If you get your news from the sources most Americans do, you will not know that India recently test-fired the Agni II, an intermediate-range, nuclear-capable ballistic missile. Nor will you know the test’s results, which were reported all over the subcontinent but not in America. You will probably be unaware of Sergei Magnitsky’s death in a Moscow prison, or of who he was; the news was barely reported in the United States. You will not know that former Bosnian Serb leader Radovan Karadzic’s trial for war crimes and genocide was suspended, since that doesn’t appear to have been reported in the U.S. at all. Stories from Iraq and Afghanistan combined have accounted for less than 5 percent of the news hole this year, according to Pew Research. Aside from China and Iran, which make occasional cameos, the rest of the world is disappearing from American consciousness, as the New York Times’s list of the ten most e-mailed articles routinely confirms. Top stories at last glimpse: “Catching Tuna and Hanging On for the Ride”; “Payback Time: Wave of Debt Payments Facing U.S. Government”; “Why Exercise Makes You Less Anxious”; and seven other domestic items.

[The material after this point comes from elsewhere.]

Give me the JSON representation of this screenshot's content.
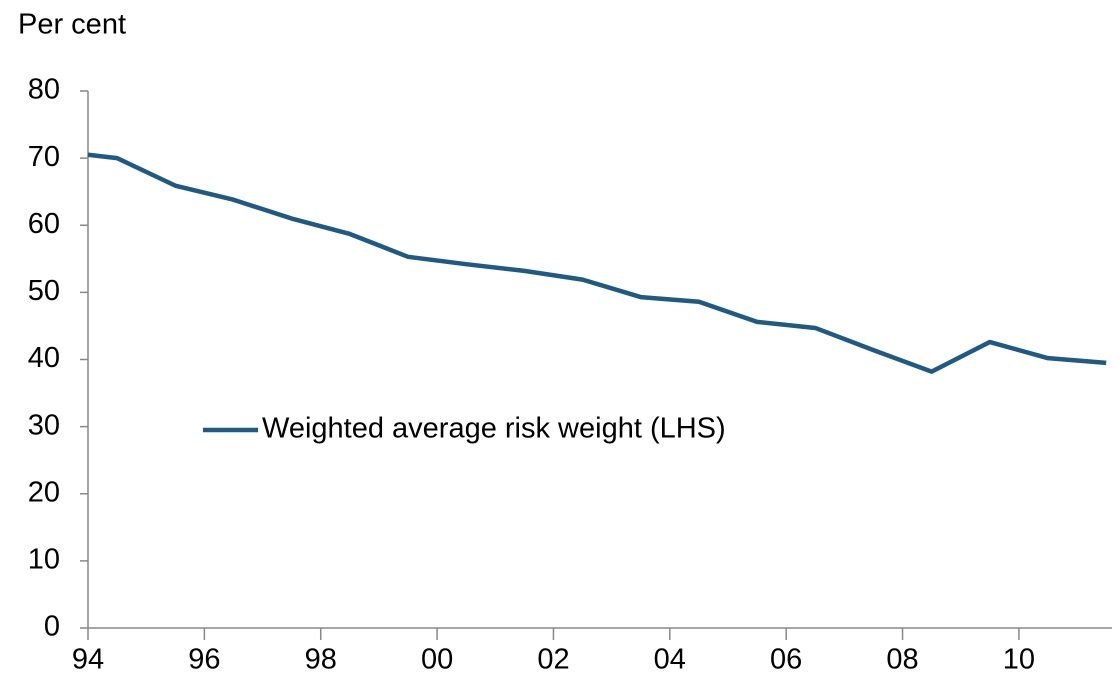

The explanation for the decline of professional journalism is by now so familiar that it hardly needs rehearsing. (Internet, recession.) Harder to explain is the decline in the ratio of foreign to domestic news. The phenomenon is particularly striking if you live, as I do, in a country that has largely dropped off the media’s radar screen. It’s still more obvious if you’re a journalist: no one wants stories from Turkey these days. The spokesman for the Turkish Parliament’s Foreign Affairs Committee recently addressed a group of journalists here. His topic—“Is Turkey drifting away from the West?”—should fascinate anyone troubled, for example, by the prospect of a nuclear Iran. No one from a major U.S. daily or news station attended, though journalists from Britain, Belgium, Spain, and Greece did. “The Americans never come,” the organizer said. I cannot give this story away to Americans. “Sorry, Claire,” wrote the editor of one news magazine, “but we’re not interested in Turkey stuff.”
If there’s coverage of Turkey at all in the U.S., it’s almost always superficial. Even if American journalists had come to the lecture, they wouldn’t have noted that it was funded by Fethullah Gülen, since nobody in America knows who he is. No one knows where Gülen’s money comes from, since finding out would require a massive investigative effort of the kind that no amateur journalist could possibly mount. It could be done by an old-fashioned, fully funded newsroom, and they’re not all gone; they’re just devoting themselves to line-by-line analyses of Sarah Palin’s autobiography.
The disappearance of international news is a long-term trend in the U.S., dating back at least to the late 1960s and particularly marked since the end of the Cold War. A number of studies suggest a roughly 80 percent drop in foreign coverage in print and television media since then. But the trend seems to be accelerating, a fact that should alarm citizens of any country that aspires to global influence—or to survival, for that matter.
Received wisdom holds that covering international news costs too much in a recession. But it shouldn’t. The cost of living is generally lower overseas. What do you need to cover the news besides a journalist, a pen, a notebook, and a computer with an Internet connection? The explanation that professional foreign correspondents have been displaced by amateurs is likewise incomplete. Bloggers, it’s true, now report some domestic stories better than the mainstream media do. But in Turkey, most bloggers insist perversely on writing in Turkish, and consequently almost none of what they write enters American consciousness. So American news consumers haven’t substituted their consumption of professional reporting from Turkey with a better, cheaper product. The results of a recent Pew survey suggest what’s really putting foreign correspondents out of business: isolationism among Americans, the survey found, has reached its highest level in 40 years. Foreign coverage doesn’t sell because there’s no demand.
Why has the U.S. increasingly forgotten that a wider world exists? One possible reason is many Americans’ sense that since September 11, U.S. efforts to get involved abroad have been (arguably) unsuccessful and (inarguably) unappreciated. Another is the demoralization of the American workforce. The U6 rate of unemployment in the States—the more expanded measure that includes those who have stopped looking for work and those unwillingly settling for part-time employment—is now 17 percent. Many people are now underemployed in jobs that offer little pride or satisfaction, suffering a general sense of aimlessness and disgruntlement. Such a mood discourages the cultivation of a lively curiosity about the world. Yet even the most isolationist American might want to ask himself whether it’s wise to snuggle into a cocoon of self-absorption. What I heard at the Turkish media event could in the long run prove more important to him than the latest debt figures—even if he’d rather not know about it.